Sounds like a fun show. I recently discovered recently 'gokusen' over at youtube, some highschool dramady which gets me laughing quite some. Yes, why buy when it is available for free somewhere ..

Posted by Peter Nacken on March 8, 2006 at 15:01


Maybe they think most sales will be to rental shops. After all the real hardcore fans will always pay anything. They do that in the U.S. whenever they think there won't be so much "sell through" of a major release that people heard of but bombed. They jack up the price if they know rental stores will have to get a couple copies... then again in Japan they have not for rental releases too so I've not yet figured out how that factors in.

Also a good question is if they pay the creative team money. There's lots of bad feelings in the U.S. because only the TV producers see a lot of money from DVD sales and some have been wildly successful.

Then again I've seen 1960s Japanese TV shows go for that kind of money and I doubt the elderly actors and directors see any money.

Not all, but many Japanese releases seem go for about 100 yen a minute.

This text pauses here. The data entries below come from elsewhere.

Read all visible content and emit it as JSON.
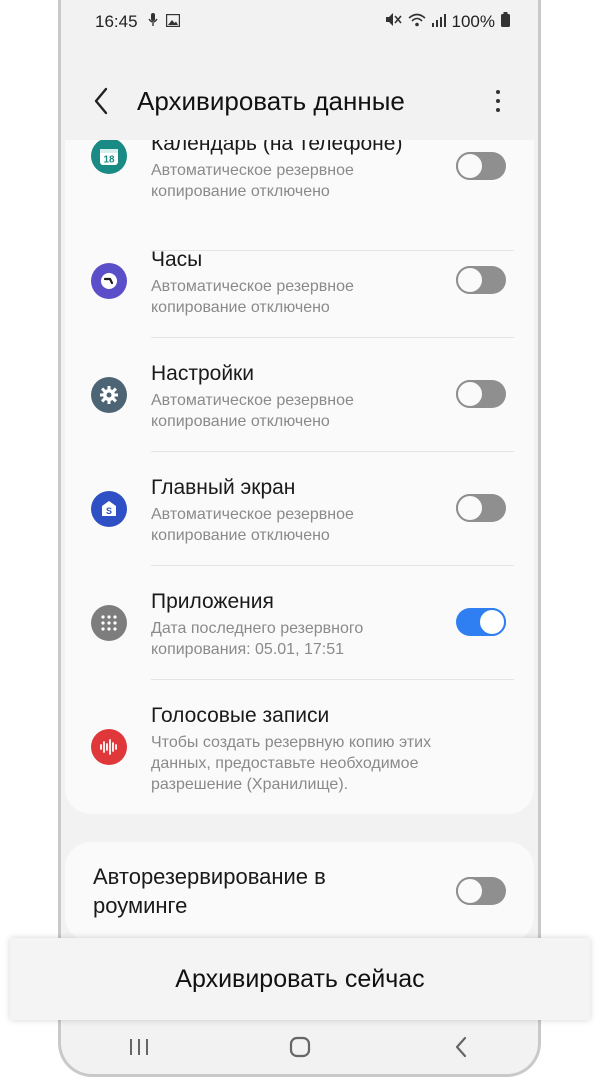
{
  "status_bar": {
    "time": "16:45",
    "battery": "100%"
  },
  "app_bar": {
    "title": "Архивировать данные"
  },
  "items": [
    {
      "label": "Календарь (на телефоне)",
      "sub": "Автоматическое резервное копирование отключено",
      "toggle": "off",
      "icon": "calendar-icon",
      "color": "#1a8a84"
    },
    {
      "label": "Часы",
      "sub": "Автоматическое резервное копирование отключено",
      "toggle": "off",
      "icon": "clock-icon",
      "color": "#5a4fc8"
    },
    {
      "label": "Настройки",
      "sub": "Автоматическое резервное копирование отключено",
      "toggle": "off",
      "icon": "gear-icon",
      "color": "#4d6474"
    },
    {
      "label": "Главный экран",
      "sub": "Автоматическое резервное копирование отключено",
      "toggle": "off",
      "icon": "home-screen-icon",
      "color": "#2f4fc4"
    },
    {
      "label": "Приложения",
      "sub": "Дата последнего резервного копирования: 05.01, 17:51",
      "toggle": "on",
      "icon": "apps-grid-icon",
      "color": "#7d7d7d"
    },
    {
      "label": "Голосовые записи",
      "sub": "Чтобы создать резервную копию этих данных, предоставьте необходимое разрешение (Хранилище).",
      "toggle": "none",
      "icon": "voice-recorder-icon",
      "color": "#e0383a"
    }
  ],
  "roaming": {
    "label": "Авторезервирование в роуминге",
    "toggle": "off"
  },
  "action": {
    "label": "Архивировать сейчас"
  }
}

Though I was amused that many of Stanley Kubrick's movies are actually 25% cheaper in Japan than the U.S.

nick,
who just released an american DVD
(not my own production)
http://www.fangoria.com/news_article.php?id=5639

Posted by ndkent on March 11, 2006 at 02:10


I don't think those boxed sets are aimed to the rental market at all. Most releases you can buy in store are marked as "sale only/rental prohibited".

I do hope that the right people are seeing enough of that price tag.

And you're right about the ¥100yen/minute price, at least for short features and music videos... Not cheap, and I'm glad we don't have to pay that much to go to the theater. :)

Congrats for the DVD! Sounds interesting!